Crucially, these individuals aren’t geniuses. The real key is that they identified a narrow domain where they understand more than the average Polymarket participant—and then leveraged that advantage repeatedly. No constant strategy shifts. No FOMO-driven chases after trending topics. Just consistent execution of the same logic, around the same edge.
Pattern #4: Trading Price Dislocations, Not Event Outcomes
Most Polymarket users trade simply: buy a contract and hold until settlement—then collect profit or absorb loss. A classic binary result. Top wallets operate differently. Often, they buy at $0.40, then sell at $0.65 when news or sentiment pushes price up—regardless of whether the event ultimately occurs. They exit as soon as new information is priced in.
In our dataset, some top-performing wallets have zero settled positions. They never hold contracts to expiration—instead, they continuously trade mispricings as short-term swings. Data shows top wallets’ average holding time is just 18–72 hours, whereas wallets in the bottom 50% by profitability typically hold until settlement—sometimes for weeks or months.
This doesn’t mean holding to settlement is inherently wrong. When conviction is extremely high, long-holding can indeed be optimal. But overall, top wallets deploy capital far more actively and flexibly than most imagine. They’re not passive bettors—they’re genuine traders.
Pattern #5: Always Avoid Breaking News
Intuition says the sharpest capital should rush in at the first sign of breaking news—military conflicts, election results, CEO resignations. Yet data shows top wallets deliberately avoid the immediate post-news window. They let emotional capital flood the market first, causing sharp short-term volatility, then begin trading only after sentiment stabilizes.
Across the full dataset, a clear pattern emerges: the best trading opportunities arise either *before* the market notices an event—or *after* market sentiment has overreacted. When everyone’s talking about the same thing, it’s often the worst possible entry point: prices are already highly efficient, leaving minimal exploitable edge.
Five Actionable Recommendations
Pick One Niche—and Stick With It Long-Term
Crypto, politics, weather, sports—it doesn’t matter which. Choose the domain you know best. Then trade *only* that category for at least three months. No exceptions. No impulsive side-bets on trending elections. Even “just a quick wager” risks shattering your carefully calibrated decision framework.
Log Every Prediction
Before each trade, record several key metrics: your estimated true probability, the current market price, your expected edge, and your planned position size. After accumulating 50+ trades, review the data. For instance, if you labeled certain predictions as “70% likely,” did they actually hit ~70%? Significant deviation means your probability calibration is off—and must be corrected *before* scaling position sizes.
Size Positions Close to One-Quarter Kelly
Calculate the theoretical Kelly position size, then divide by four for your actual allocation.
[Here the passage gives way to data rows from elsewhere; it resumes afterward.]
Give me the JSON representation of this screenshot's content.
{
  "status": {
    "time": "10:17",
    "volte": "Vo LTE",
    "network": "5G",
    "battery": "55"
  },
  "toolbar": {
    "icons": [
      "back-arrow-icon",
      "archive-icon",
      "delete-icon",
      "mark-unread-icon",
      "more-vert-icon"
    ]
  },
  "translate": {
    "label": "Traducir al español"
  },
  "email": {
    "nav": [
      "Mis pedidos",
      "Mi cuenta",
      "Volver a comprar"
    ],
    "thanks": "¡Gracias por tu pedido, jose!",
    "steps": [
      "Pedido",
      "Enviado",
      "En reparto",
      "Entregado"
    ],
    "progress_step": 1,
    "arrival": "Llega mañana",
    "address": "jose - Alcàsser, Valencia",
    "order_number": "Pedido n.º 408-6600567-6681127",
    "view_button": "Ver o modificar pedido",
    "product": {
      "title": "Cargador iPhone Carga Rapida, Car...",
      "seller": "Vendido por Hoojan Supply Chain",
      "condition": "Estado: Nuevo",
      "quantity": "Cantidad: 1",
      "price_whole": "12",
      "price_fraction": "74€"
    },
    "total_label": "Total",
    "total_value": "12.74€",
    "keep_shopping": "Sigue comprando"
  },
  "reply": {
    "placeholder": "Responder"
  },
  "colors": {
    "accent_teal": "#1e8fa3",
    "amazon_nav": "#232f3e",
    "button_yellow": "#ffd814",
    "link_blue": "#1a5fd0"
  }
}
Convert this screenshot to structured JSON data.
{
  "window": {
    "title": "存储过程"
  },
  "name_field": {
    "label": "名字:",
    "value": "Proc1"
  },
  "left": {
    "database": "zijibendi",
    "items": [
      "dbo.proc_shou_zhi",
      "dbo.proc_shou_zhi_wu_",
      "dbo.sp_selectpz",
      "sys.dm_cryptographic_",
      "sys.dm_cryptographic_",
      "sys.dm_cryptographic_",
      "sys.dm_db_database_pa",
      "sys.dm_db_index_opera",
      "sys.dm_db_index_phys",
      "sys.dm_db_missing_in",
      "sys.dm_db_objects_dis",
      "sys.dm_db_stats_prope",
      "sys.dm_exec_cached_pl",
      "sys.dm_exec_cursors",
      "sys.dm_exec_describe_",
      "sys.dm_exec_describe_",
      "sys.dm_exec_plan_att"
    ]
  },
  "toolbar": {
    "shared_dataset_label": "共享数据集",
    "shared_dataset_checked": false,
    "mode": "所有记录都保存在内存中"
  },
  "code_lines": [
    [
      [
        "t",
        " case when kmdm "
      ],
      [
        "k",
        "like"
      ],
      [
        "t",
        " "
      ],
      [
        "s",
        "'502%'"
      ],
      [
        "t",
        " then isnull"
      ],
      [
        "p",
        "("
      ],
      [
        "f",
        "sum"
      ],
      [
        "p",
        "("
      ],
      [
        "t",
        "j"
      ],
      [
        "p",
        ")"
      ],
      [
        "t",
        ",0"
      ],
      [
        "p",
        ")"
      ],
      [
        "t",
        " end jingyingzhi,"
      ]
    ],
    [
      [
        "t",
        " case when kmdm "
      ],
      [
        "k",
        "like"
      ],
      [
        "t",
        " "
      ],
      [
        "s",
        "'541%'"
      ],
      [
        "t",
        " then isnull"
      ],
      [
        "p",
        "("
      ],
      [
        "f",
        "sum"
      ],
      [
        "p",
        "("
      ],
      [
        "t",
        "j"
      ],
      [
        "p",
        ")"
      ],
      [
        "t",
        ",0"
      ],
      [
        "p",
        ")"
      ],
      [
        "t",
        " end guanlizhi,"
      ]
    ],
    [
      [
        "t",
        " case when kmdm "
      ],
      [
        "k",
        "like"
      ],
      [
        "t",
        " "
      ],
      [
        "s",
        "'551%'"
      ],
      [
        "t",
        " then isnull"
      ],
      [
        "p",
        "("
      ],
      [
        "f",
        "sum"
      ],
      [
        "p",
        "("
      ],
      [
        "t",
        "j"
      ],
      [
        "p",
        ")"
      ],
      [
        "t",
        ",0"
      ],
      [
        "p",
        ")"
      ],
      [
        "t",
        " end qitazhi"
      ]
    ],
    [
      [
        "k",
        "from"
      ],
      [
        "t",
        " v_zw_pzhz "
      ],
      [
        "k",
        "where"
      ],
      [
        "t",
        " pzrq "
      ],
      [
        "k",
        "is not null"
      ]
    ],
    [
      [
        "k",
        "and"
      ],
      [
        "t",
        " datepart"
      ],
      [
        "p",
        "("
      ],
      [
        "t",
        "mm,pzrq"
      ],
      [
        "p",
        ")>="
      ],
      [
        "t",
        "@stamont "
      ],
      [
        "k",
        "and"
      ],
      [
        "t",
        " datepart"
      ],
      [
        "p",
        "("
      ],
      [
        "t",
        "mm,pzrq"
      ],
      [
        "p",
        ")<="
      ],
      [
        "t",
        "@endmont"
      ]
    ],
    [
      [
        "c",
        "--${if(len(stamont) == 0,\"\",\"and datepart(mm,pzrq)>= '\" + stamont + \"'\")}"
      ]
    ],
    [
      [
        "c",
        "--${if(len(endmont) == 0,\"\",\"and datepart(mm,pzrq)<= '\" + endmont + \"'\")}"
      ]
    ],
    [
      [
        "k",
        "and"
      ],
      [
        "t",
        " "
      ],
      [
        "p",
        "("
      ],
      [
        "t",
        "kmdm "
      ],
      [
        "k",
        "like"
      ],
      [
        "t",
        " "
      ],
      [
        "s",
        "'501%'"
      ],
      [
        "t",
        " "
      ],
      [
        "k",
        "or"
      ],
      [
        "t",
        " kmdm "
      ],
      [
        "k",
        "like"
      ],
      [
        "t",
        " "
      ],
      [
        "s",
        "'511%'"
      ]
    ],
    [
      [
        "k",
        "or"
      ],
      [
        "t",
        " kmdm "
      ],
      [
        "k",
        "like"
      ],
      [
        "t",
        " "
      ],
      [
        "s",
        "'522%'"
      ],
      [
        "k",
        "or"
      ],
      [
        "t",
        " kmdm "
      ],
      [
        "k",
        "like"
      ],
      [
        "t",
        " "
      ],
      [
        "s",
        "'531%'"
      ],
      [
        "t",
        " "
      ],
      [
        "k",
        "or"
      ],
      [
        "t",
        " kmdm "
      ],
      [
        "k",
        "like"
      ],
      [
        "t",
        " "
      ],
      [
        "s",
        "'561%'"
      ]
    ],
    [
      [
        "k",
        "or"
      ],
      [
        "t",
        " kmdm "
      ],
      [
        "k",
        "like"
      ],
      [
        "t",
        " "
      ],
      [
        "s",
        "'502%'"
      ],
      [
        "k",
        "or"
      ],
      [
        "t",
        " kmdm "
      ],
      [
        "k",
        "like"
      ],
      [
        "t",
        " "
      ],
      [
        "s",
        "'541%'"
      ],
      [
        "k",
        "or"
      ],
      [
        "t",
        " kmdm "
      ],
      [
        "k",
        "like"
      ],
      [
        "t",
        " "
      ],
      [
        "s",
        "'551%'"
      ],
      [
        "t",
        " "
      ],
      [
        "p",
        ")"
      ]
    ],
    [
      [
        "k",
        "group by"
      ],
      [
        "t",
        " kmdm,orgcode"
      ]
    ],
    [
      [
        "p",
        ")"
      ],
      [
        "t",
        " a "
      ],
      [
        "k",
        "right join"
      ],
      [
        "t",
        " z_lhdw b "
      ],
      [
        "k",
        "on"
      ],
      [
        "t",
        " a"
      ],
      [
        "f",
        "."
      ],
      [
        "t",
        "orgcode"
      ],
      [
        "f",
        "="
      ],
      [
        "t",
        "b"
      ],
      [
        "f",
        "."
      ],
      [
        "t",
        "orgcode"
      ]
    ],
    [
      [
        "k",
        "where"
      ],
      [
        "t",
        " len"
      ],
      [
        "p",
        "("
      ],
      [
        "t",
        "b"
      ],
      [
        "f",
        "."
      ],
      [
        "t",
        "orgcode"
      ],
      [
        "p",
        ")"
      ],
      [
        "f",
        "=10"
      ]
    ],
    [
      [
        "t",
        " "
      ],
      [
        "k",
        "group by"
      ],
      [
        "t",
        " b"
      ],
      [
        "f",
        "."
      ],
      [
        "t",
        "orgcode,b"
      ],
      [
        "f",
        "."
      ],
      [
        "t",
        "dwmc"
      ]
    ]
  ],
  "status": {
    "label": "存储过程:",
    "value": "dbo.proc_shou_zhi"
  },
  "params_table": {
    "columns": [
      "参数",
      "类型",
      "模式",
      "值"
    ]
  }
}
This number will often seem small—but that’s precisely how risk is controlled. Over-leveraging leads inevitably to blowup.
Trade Only When Your Edge Is Clearly Meaningful
If your expected edge falls below 8–10%, skip it—no matter how tempting. The top-performing wallets in our data typically execute only 2–3 trades per week *per market category*. Quality always trumps quantity.
Maintain Rigorous Logging and Review
Build a complete trade log—recording every trade, outcome, and lessons learned. Wallets showing sustained performance improvement almost universally conduct systematic post-mortems on their mistakes. Those stuck in place—or perpetually losing—tend to repeat identical errors, blaming bad luck rather than flawed process.